Wertschätzung als Grundlage für eine konfliktfreie Kommunikation
Vielleicht ist es dir schon einmal aufgefallen, dass Streitereien in der Familie immer ähnlich ablaufen. Es geht uns häufig um die Angst zu kurz zukommen. Den Auslöser sehen wir häufig in unserem Gegenüber. Wir mögen es nicht, wenn wir auf etwas verzichten müssen, die Kinder nicht ihre Aufgabe erledigen oder die Termine nicht einhalten. In solchen Situationen sind wir schnell dabei, den Schuldigen zu finden. Denn an der misslichen Lage sind immer die anderen Schuld. Genau an dieser Stelle setzt Rosenberg an. Denn Aussagen wie „Du nervst“ oder „Ich habe dir vor drei Tagen schon gesagt, dass du deine Socken wegräumen sollst.“ sind immer mit einer Wertung verbunden. Der Ansatz der Gewaltfreien Kommunikation fordert uns nicht auf, diese Situationen um des lieben Familienfriedens Willen unter den Teppich zu kehren, sondern vielmehr Bedürfnisse und Gefühle auszudrücken. Denn so kannst du deinen Familienmitgliedern mitteilen, dass du mit dem Verhalten nicht einverstanden bist und wertest gleichzeitig die Person nicht ab. Wenn du sagt: „Wenn ihr so laut spielt, kann ich nicht in Ruhe telefonieren.“ dann verstehen die Kinder, dass es die Lautstärke ist, die in dem Augenblick stört. Sie beziehen die Aussagen auf die Situation selbst und nicht auf sich selbst. Die Gewaltfreie Kommunikation ist ein Ansatz, bei dem die Achtung der anderen besonders wichtig ist.
Für Rosenberg ist es wichtig auf einer werturteilsfreien Ebene zu kommunizieren. Im Alltag ist dies alles andere als einfach. Für Eltern ist wichtig, den Kindern Grenzen zu setzten. Ein „Du darfst nicht“ ist in der Situation klar und eindeutig. Doch kann diese Aussage schnell missverstanden werden. Denn das Kind interpretiert „Ich kann das nicht.“ oder „Ich bin dafür nicht gut genug.“ Rosenberg schlägt vor, mit der eigenen Aussage die innere Unklarheit auszudrücken. Die Vorwurf „Ich habe dir vor drei Tagen schon gesagt, dass du deine Socken wegräumen sollst.“ könnte also durch „Kannst du mir erklären, wie ich dir sagen soll, dass du deine Socken wegräumen sollst?“ ersetzt werden. Das Kind versteht, dass nicht es selbst der störende Faktor ist, sondern die herumliegende Schmutzwäsche. Rosenberg fordert zur Empathie im Alltag auf. Es wichtig zu erfahren welche Gründe und Vorstellungen es für das Handeln gibt.

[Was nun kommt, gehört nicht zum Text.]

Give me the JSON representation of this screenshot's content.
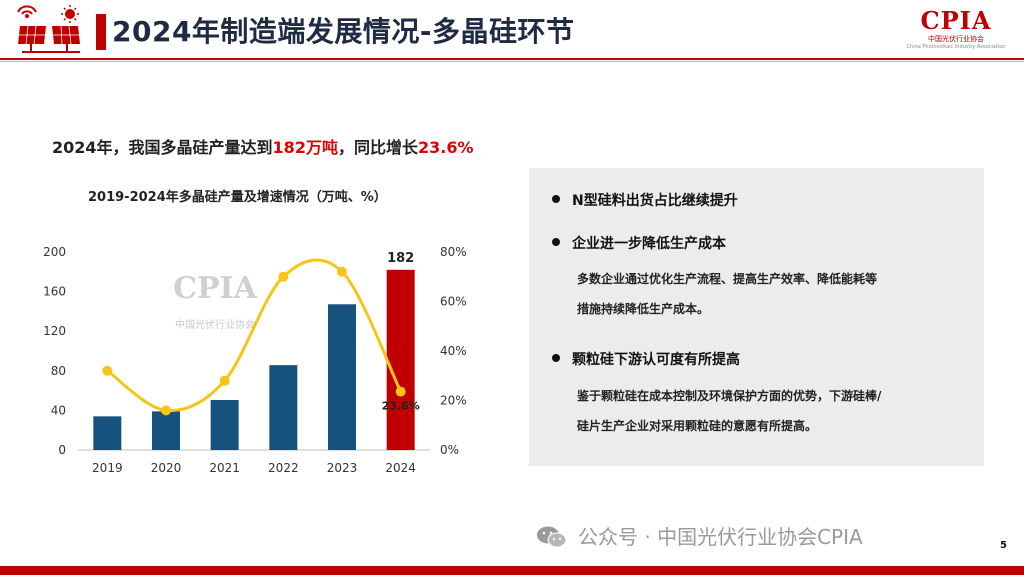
{
  "header": {
    "title": "2024年制造端发展情况-多晶硅环节",
    "logo_right": {
      "brand": "CPIA",
      "cn": "中国光伏行业协会",
      "en": "China Photovoltaic Industry Association"
    }
  },
  "headline": {
    "prefix": "2024年，我国多晶硅产量达到",
    "highlight1": "182万吨",
    "middle": "，同比增长",
    "highlight2": "23.6%"
  },
  "colors": {
    "accent": "#c00000",
    "bar": "#17527f",
    "bar_highlight": "#c00000",
    "line": "#f5c518",
    "panel": "#ececec"
  },
  "chart_data": {
    "type": "bar",
    "title": "2019-2024年多晶硅产量及增速情况（万吨、%）",
    "categories": [
      "2019",
      "2020",
      "2021",
      "2022",
      "2023",
      "2024"
    ],
    "series": [
      {
        "type": "bar",
        "values": [
          34,
          39,
          50.5,
          85.7,
          147.2,
          182
        ],
        "highlight_index": 5
      },
      {
        "type": "line",
        "axis": "right",
        "values": [
          32,
          16,
          28,
          70,
          72,
          23.6
        ]
      }
    ],
    "ylim": [
      0,
      200
    ],
    "yticks": [
      0,
      40,
      80,
      120,
      160,
      200
    ],
    "y2lim": [
      0,
      80
    ],
    "y2ticks": [
      0,
      20,
      40,
      60,
      80
    ],
    "y2tick_labels": [
      "0%",
      "20%",
      "40%",
      "60%",
      "80%"
    ],
    "data_labels": [
      {
        "series": 0,
        "index": 5,
        "text": "182"
      },
      {
        "series": 1,
        "index": 5,
        "text": "23.6%"
      }
    ],
    "watermark": {
      "brand": "CPIA",
      "cn": "中国光伏行业协会"
    }
  },
  "panel": {
    "bullets": [
      {
        "title": "N型硅料出货占比继续提升",
        "detail": []
      },
      {
        "title": "企业进一步降低生产成本",
        "detail": [
          "多数企业通过优化生产流程、提高生产效率、降低能耗等",
          "措施持续降低生产成本。"
        ]
      },
      {
        "title": "颗粒硅下游认可度有所提高",
        "detail": [
          "鉴于颗粒硅在成本控制及环境保护方面的优势，下游硅棒/",
          "硅片生产企业对采用颗粒硅的意愿有所提高。"
        ]
      }
    ]
  },
  "footer": {
    "watermark": "公众号 · 中国光伏行业协会CPIA",
    "page": "5"
  }
}
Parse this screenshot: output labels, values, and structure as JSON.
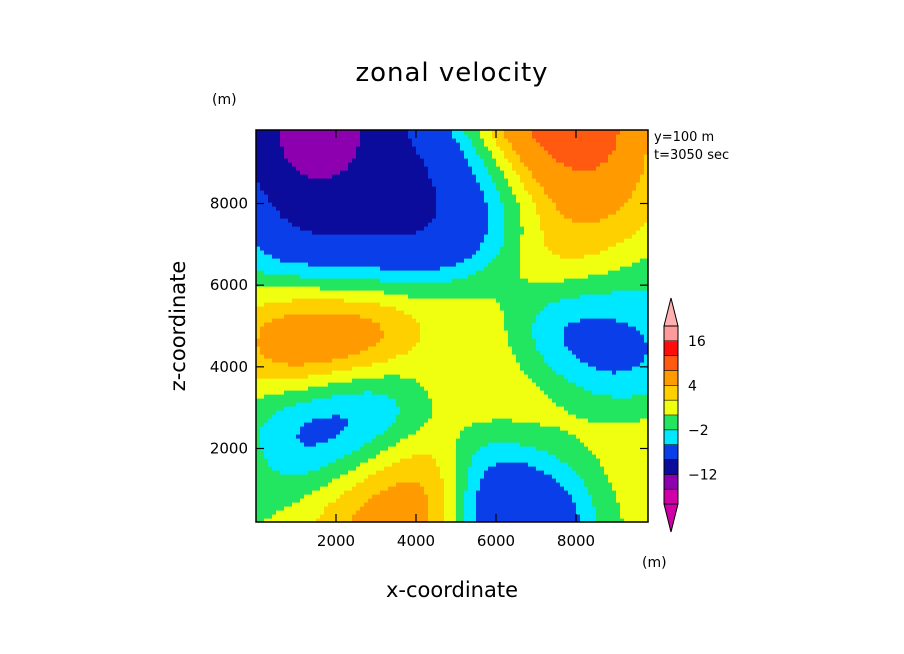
{
  "chart_data": {
    "type": "heatmap",
    "title": "zonal velocity",
    "xlabel": "x-coordinate",
    "ylabel": "z-coordinate",
    "x_unit": "(m)",
    "y_unit": "(m)",
    "xlim": [
      0,
      9800
    ],
    "ylim": [
      200,
      9800
    ],
    "x_ticks": [
      2000,
      4000,
      6000,
      8000
    ],
    "y_ticks": [
      2000,
      4000,
      6000,
      8000
    ],
    "x_tick_labels": [
      "2000",
      "4000",
      "6000",
      "8000"
    ],
    "y_tick_labels": [
      "2000",
      "4000",
      "6000",
      "8000"
    ],
    "annotations": [
      "y=100 m",
      "t=3050 sec"
    ],
    "colorbar": {
      "levels": [
        -20,
        -16,
        -12,
        -8,
        -4,
        -2,
        0,
        2,
        4,
        8,
        12,
        16,
        20
      ],
      "labels": [
        {
          "value": 16,
          "text": "16"
        },
        {
          "value": 4,
          "text": "4"
        },
        {
          "value": -2,
          "text": "−2"
        },
        {
          "value": -12,
          "text": "−12"
        }
      ],
      "colors": [
        "#d000a8",
        "#8c00b0",
        "#0c0c9c",
        "#0a3ee8",
        "#00e8ff",
        "#22e660",
        "#f0ff10",
        "#ffd000",
        "#ff9a00",
        "#ff5a10",
        "#ff0c0c",
        "#ff9a9a"
      ],
      "under_color": "#d000a8",
      "over_color": "#ffb0b0"
    },
    "features": [
      {
        "x": 1600,
        "z": 9650,
        "value": -18
      },
      {
        "x": 7300,
        "z": 9650,
        "value": 18
      },
      {
        "x": 4300,
        "z": 8200,
        "value": -12
      },
      {
        "x": 2000,
        "z": 6600,
        "value": -14
      },
      {
        "x": 6000,
        "z": 8500,
        "value": -6
      },
      {
        "x": 2000,
        "z": 5000,
        "value": 17
      },
      {
        "x": 8200,
        "z": 7000,
        "value": 6
      },
      {
        "x": 8300,
        "z": 4500,
        "value": -11
      },
      {
        "x": 2400,
        "z": 2800,
        "value": -11
      },
      {
        "x": 3400,
        "z": 1000,
        "value": 9
      },
      {
        "x": 6800,
        "z": 1000,
        "value": -12
      },
      {
        "x": 7400,
        "z": 2800,
        "value": 6
      },
      {
        "x": 5300,
        "z": 4400,
        "value": 2
      },
      {
        "x": 9600,
        "z": 5400,
        "value": -3
      },
      {
        "x": 9600,
        "z": 1500,
        "value": 2
      }
    ]
  }
}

Die vier Schritte der Gewaltfreien Kommunikation: Beobachtung, Gefühl, Bedürfnis und Bitte
Konflikte in der Familie sind immer mit einer Belastung oder dem Gefühl „Ich komme zu kurz.“ verbunden. In einer Konfliktsituation ist es entsprechend nie einfach, kurz innezuhalten, um auf die Situation richtig zu reagieren. Diese vier Aspekte helfen dir dabei:
Beobachtung: Halte einfach drei tiefe Atemzüge inne und lass die Situation auf dich wirken.
Gefühle: Beobachte, welche Reaktion die Aussage in dir auslöst.
Bedürfnis: Überlege, welches Bedürfnis mit deinem Gefühl in Verbindung steht. Häufig geht es um eine Entlastung. Doch im Hintergrund gibt es Anliegen, die unser Verhalten nachhaltig beeinflussen.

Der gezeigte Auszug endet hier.